OMER BERZINJI (Iraq), speaking in a right of reply responding to the statement made by a non governmental organization on Iraq, said one had to look into the real causes of these problems so as to deal correctly with them. The main cause of all the tragedies in Iraq was the old dictator regime which had led to the current situation. There lay the reason why many children were fatherless. That regime had also used chemical weapons against Iraqis and had used repression in the south, killing thousands. The current situation was the result of the old regime. The situation had now gone back by 80 per cent to normality and the Government was ready to make every necessary effort to improve the situation.
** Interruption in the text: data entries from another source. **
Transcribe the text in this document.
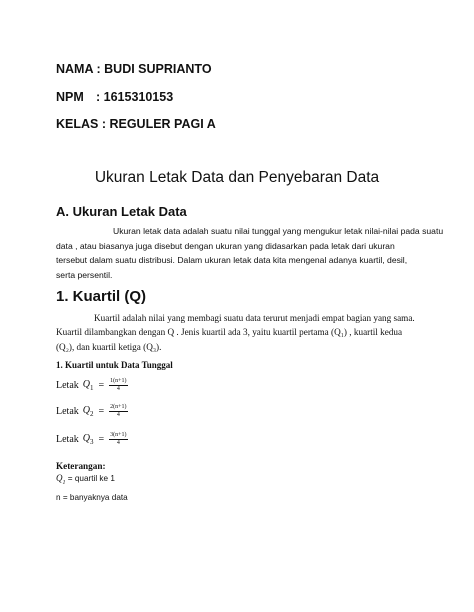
NAMA : BUDI SUPRIANTO
NPM : 1615310153
KELAS : REGULER PAGI A
Ukuran Letak Data dan Penyebaran Data
A. Ukuran Letak Data
Ukuran letak data adalah suatu nilai tunggal yang mengukur letak nilai-nilai pada suatu
data , atau biasanya juga disebut dengan ukuran yang didasarkan pada letak dari ukuran
tersebut dalam suatu distribusi. Dalam ukuran letak data kita mengenal adanya kuartil, desil,
serta persentil.
1. Kuartil (Q)
Kuartil adalah nilai yang membagi suatu data terurut menjadi empat bagian yang sama.
Kuartil dilambangkan dengan Q . Jenis kuartil ada 3, yaitu kuartil pertama (Q₁) , kuartil kedua
(Q₂), dan kuartil ketiga (Q₃).
1. Kuartil untuk Data Tunggal
Letak $Q_1 = \frac{1(n+1)}{4}$
Letak $Q_2 = \frac{2(n+1)}{4}$
Letak $Q_3 = \frac{3(n+1)}{4}$
Keterangan:
$Q_1$ = quartil ke 1
n = banyaknya data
MARGHOOB SALEEM BUTT (Pakistan), speaking in a right of reply, said that India made three points, that Kashmir was an integral part of India, the use of Kashmir for the exercise of the right to self determination and the reference to Pakistan-sponsored terrorism. Pakistan hoped the delegate of India did not intend to negate the pledges of India's founding fathers to Kashmiri people to decide their destiny through a plebiscite and that pledge indicated that Kashmir had never been a part of India. With the reference to participation of Kashmiri people in Indian elections, Pakistan said that India had in fact staged the drama of elections in order to legitimise its occupation of Kashmir. This drama had been rejected both by the United Nations and the people of Kashmir, who just last month gathered to protest against the Indian occupation. Pakistan had contributed to the War on Terror and had also suffered and been a victim of terrorism coming from foreign soils. India used the reference to terrorism to justify its occupation of Kashmir. Pakistan remained committed to the on-going dialogue between the two countries and noted it was time for India to move from conflict management to conflict resolution mode.
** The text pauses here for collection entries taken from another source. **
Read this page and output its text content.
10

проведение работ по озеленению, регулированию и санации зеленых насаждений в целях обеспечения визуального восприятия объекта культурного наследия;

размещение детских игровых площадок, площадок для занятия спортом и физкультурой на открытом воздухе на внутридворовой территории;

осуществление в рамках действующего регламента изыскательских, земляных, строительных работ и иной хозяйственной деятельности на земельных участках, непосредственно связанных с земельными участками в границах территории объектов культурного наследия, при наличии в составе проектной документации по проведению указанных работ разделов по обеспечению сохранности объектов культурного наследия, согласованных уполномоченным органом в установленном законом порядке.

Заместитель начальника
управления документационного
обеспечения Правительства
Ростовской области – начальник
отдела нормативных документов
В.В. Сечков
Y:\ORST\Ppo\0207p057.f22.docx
LARBI DJACTA (Algeria), in a right of reply, said Algeria would like to reply to the statement made of the representative of African feminine union regarding the Saharan refugee camp of Tinduf. The comments of the representative constituted defamation and were unworthy of the representative. Algeria asked for the publication of the report of the High Commissioner on her visit to the camp in 2006.
JUAN HOLGUIN (Ecuador), speaking in a right of reply referring to the statement made by Italy, said that Ecuador had not engaged into value judgments of what had been said by the former High Commissioner. Ecuador had simply wanted to call the attention of the Human Rights Council to policies that were seeking to criminalize illegal migration. Ecuador appreciated the explanation made by Italy. Ecuador had a close relationship with Italy and they were looking forward for the dialogue on this subject which was to take place at the joint European Union and Group of Latin American and Caribbean Countries summit.
1Joint statement on behalf of: General Arab Women Federation; United Towns Agency for North-South Cooperation; Union of Arab Jurists; International Organization for the Elimination of all Forms of Racial Discrimination; International Association of Democratic Lawyers; International Educational Development; and Arab Lawyers Union.